Rhythm is, I guess, an old family business. It’s certainly old. Not quite Grace Brothers but they are all doing very well. The rotund grey pin striped Mr Toad-like patriarch scurries around limping. Large horn rimmed spectacles make his eyes appear disproportionately huge for his bald dome with a half halo of fluffy cotton wool hair slung round the back of his head from ear to ear. The second generation is a bit brown, bulgy and business like. The new generation is mutating into a clammy-long-legged high-waisted tie-tucked-into-PVC-belted sharp-angle-jointed pin-prick-eyed and set-square-nosed stick insect.

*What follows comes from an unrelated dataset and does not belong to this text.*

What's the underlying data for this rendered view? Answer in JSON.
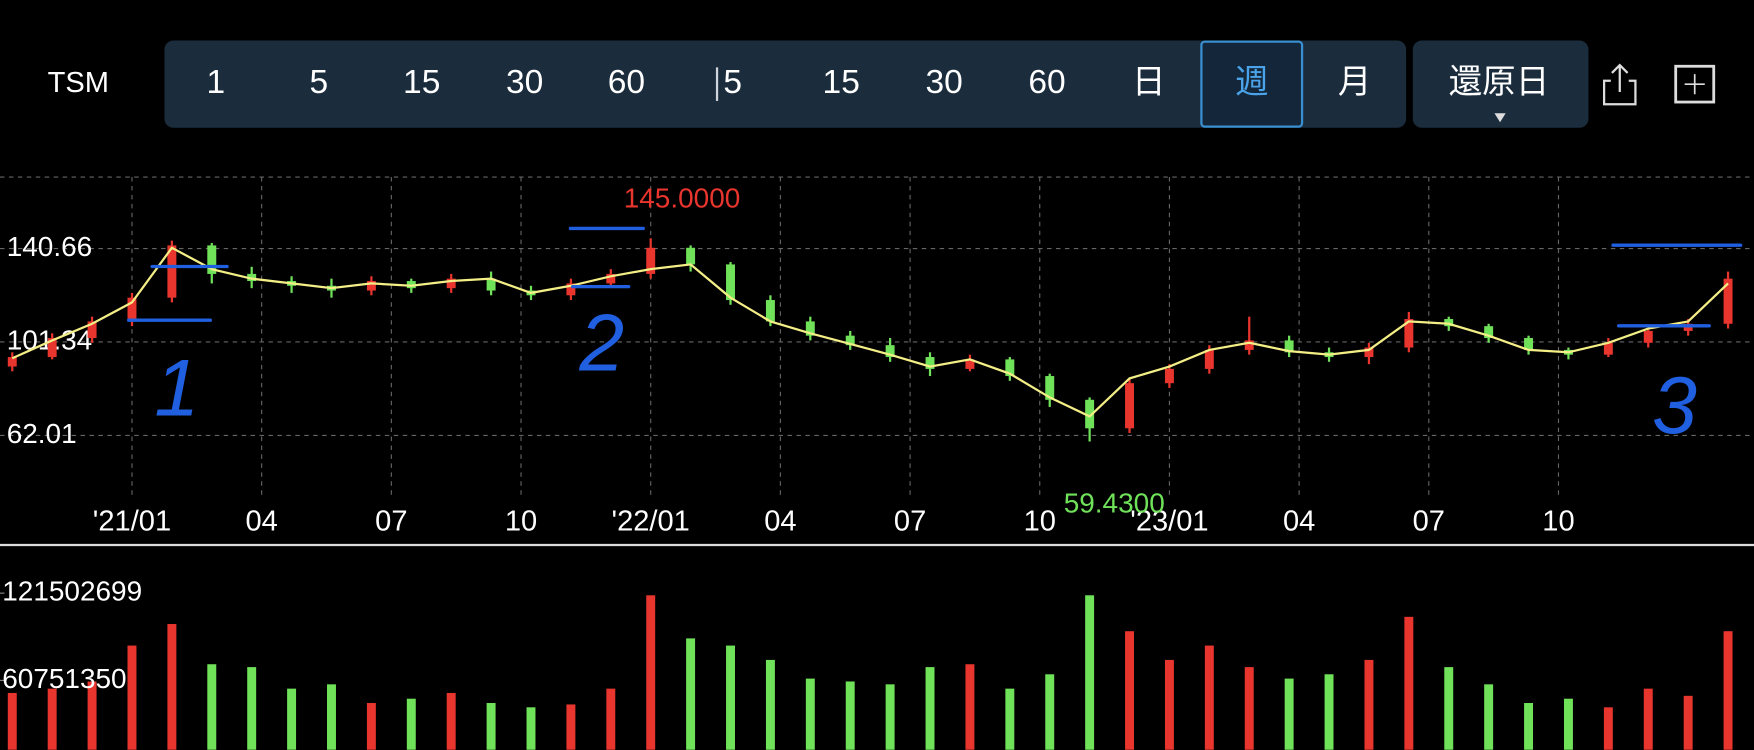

There is a glass counter along the left hand side of the shop like the ones they used to have in gentlemen’s outfitters full of handkerchiefs and socks. But this one, over which the stick insect presides, contains shelves of harmonicas, capos, jaws harps, reeds, pitch pipes, tuning forks, metronomes, rosin, strings and all sorts of musical accessories. Opposite are serried racks of sheet music and LP records. Walls are hung with hangable instruments. At the back to the left formed of glass partitions is the sofa’d listening room where the privileged classes may sample vinyl for themselves on Garrard decks with cedar wood plinths. To the right a corridor with wall mounted cowl shaped booths – like the phone booths they have in hospitals and police stations. Here the ham fisted hereditary vinyl abusers may have their chosen tracks relayed for listening pleasure. Beyond the stairs are small rooms for instrument tuition. And up the three broad wooden flights of stairs, on the first floor, is the piano showroom. Nobody knows why? There is no lift.

My father only very occasionally buys records. Why are we here this week? We go our separate ways inside the shop.

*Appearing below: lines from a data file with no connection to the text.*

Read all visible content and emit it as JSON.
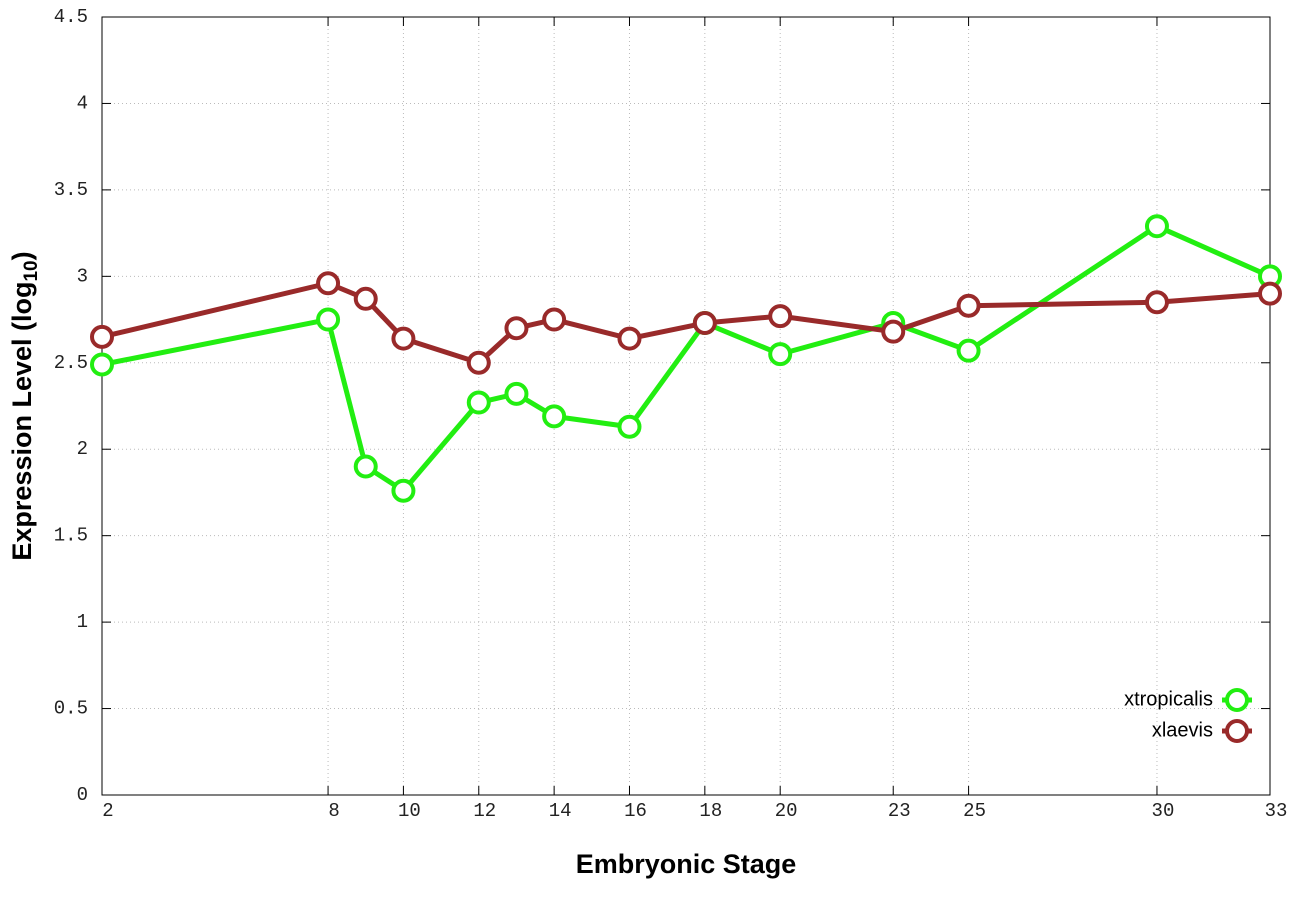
{
  "chart_data": {
    "type": "line",
    "x_label": "Embryonic Stage",
    "y_label_parts": [
      "Expression Level (log",
      "10",
      ")"
    ],
    "x": [
      2,
      8,
      9,
      10,
      12,
      13,
      14,
      16,
      18,
      20,
      23,
      25,
      30,
      33
    ],
    "series": [
      {
        "name": "xtropicalis",
        "color": "#22ee11",
        "values": [
          2.49,
          2.75,
          1.9,
          1.76,
          2.27,
          2.32,
          2.19,
          2.13,
          2.73,
          2.55,
          2.73,
          2.57,
          3.29,
          3.0
        ]
      },
      {
        "name": "xlaevis",
        "color": "#992a2a",
        "values": [
          2.65,
          2.96,
          2.87,
          2.64,
          2.5,
          2.7,
          2.75,
          2.64,
          2.73,
          2.77,
          2.68,
          2.83,
          2.85,
          2.9
        ]
      }
    ],
    "xlim": [
      2,
      33
    ],
    "xticks": [
      2,
      8,
      10,
      12,
      14,
      16,
      18,
      20,
      23,
      25,
      30,
      33
    ],
    "ylim": [
      0,
      4.5
    ],
    "yticks": [
      0,
      0.5,
      1,
      1.5,
      2,
      2.5,
      3,
      3.5,
      4,
      4.5
    ],
    "grid": true,
    "legend": "bottom-right"
  }
}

Playing - at quite a respectable volume for such an establishment, at such a time in history - from the album With the Beatles, is George Harrison’s first recorded song. He takes lead vocal. I am mesmerised by the guitar sound – dull, thick, deeper and mellower than any I have heard; the descending riff at the end of each line, slightly melancholic; the sultry accent; and the coolness.

I start saving the 32 shillings and sixpence I need. My first album.